Erich Heckel's Männerbildnis is an icon of German Expressionism and an emblematic image of angst and trauma in the aftermath of war. In the catalogue of the German Expressionist prints from the Specks Collection, Reinhold Heller and Frank C. Lewis perfectly summarise the impact and context of this haunting portrait: 'Frequently identified as one of the most striking and powerful images of Germany Expressionism and of twentieth-century graphics in general, Portrait of a Man is readily seen to be a self-portrait of Heckel. Created during the months after World War I ended, as Germany suffered extreme political unrest and uncertainty and as the defeated nation continued to feel the effects of a British blockade that prevented food supplies from reaching the hungering population, the extremely gaunt features of Heckel's face, his contemplative or melancholy pose with its sense of simultaneous expectation and resignation, appears as manifestations of an existential and physical malaise which was national as well as personal.' (Heller, p. 112)

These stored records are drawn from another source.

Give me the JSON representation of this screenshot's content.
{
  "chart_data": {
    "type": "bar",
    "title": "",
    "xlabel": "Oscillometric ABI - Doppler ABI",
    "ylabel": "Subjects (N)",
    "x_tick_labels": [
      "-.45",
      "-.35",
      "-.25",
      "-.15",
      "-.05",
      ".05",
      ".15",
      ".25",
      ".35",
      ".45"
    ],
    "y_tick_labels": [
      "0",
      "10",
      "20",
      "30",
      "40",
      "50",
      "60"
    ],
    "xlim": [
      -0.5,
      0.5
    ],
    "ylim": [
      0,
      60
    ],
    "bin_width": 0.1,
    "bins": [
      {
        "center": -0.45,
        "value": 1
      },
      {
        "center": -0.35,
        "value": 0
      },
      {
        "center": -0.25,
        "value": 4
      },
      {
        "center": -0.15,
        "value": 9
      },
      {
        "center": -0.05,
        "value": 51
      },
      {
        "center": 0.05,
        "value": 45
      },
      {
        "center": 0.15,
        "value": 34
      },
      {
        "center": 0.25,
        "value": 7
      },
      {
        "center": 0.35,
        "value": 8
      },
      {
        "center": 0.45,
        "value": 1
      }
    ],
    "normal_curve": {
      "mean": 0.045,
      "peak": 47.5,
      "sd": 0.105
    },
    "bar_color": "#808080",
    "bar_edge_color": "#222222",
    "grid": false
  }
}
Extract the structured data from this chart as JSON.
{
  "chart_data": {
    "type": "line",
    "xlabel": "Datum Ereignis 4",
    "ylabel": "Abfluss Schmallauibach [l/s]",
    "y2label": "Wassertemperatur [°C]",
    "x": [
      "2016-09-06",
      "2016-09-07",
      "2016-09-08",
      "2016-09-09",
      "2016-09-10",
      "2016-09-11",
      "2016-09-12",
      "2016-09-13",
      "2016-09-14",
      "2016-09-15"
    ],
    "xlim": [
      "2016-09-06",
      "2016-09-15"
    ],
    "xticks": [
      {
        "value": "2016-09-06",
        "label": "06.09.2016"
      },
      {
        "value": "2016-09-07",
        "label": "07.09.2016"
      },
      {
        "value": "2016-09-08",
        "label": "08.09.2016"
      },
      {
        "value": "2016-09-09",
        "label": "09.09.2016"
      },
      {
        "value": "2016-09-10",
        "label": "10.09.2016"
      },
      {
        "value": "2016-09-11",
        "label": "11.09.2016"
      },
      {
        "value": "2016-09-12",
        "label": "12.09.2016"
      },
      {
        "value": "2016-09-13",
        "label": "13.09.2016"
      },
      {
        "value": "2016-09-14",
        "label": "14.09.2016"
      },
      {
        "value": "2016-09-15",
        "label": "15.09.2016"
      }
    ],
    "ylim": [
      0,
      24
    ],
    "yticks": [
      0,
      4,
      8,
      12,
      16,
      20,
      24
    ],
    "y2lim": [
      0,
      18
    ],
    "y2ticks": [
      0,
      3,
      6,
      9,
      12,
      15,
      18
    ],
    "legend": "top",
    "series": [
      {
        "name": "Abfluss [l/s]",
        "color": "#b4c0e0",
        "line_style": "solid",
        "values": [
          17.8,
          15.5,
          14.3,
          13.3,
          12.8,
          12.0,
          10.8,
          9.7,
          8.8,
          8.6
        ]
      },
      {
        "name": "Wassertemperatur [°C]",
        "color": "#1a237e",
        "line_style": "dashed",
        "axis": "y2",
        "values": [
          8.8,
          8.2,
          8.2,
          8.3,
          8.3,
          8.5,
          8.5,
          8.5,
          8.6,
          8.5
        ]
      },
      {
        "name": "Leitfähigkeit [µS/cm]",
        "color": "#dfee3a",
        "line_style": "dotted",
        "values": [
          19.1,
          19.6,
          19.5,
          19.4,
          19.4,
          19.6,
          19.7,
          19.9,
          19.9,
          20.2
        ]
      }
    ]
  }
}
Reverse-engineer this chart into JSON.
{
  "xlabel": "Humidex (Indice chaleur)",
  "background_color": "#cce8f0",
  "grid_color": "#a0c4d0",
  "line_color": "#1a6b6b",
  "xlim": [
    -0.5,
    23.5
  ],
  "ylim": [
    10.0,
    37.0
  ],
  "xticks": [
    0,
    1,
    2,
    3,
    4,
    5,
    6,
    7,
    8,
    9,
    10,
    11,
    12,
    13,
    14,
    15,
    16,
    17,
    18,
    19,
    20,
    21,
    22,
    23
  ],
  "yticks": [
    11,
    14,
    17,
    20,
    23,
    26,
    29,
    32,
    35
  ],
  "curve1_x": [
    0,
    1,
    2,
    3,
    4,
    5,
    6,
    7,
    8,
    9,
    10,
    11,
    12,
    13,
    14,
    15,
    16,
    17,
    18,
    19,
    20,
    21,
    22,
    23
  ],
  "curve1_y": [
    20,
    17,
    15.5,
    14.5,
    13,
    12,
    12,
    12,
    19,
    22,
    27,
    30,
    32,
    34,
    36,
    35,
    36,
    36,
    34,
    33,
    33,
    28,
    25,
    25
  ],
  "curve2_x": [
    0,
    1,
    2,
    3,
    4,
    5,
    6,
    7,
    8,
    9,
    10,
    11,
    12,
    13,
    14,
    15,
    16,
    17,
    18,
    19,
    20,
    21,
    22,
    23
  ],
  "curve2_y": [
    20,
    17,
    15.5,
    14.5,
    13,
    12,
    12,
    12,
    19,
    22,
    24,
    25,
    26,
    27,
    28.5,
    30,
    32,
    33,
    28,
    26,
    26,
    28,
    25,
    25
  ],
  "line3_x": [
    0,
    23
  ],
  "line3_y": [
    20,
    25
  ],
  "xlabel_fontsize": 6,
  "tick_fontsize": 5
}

The present impression is a beautiful example of this famous woodcut, printed by the artist by hand. The quite watery colours are applied loosely to the blocks, resulting in very painterly effects. The brushwork is clearly visible and the moisture of the coloured inks has led to a slight blurring of the black outlines. Some small areas of the colour blocks must have resisted the application of the colours, resulting in white patches on the forehead, in the ochre area at right and elsewhere. In later impressions, in particular those from the edition produced by the professional printer Fritz Voigt, these 'printing flaws' have been eradicated, and the colouration is solid and opaque. Yet it is these irregularities and imperfections which lend the print, in early impressions such as the present one, its immediacy and hand-made character, making each example essentially an unique object.
The exact date of the Männerbildnis is not known. In their catalogue raisonné, the Dubes state 1919 as the year of its creation, however a few early proof impressions are dated 1918, suggesting that Heckel conceived this self-portait immediately after his return from Flanders, where he had served for most of the war as a medical orderly.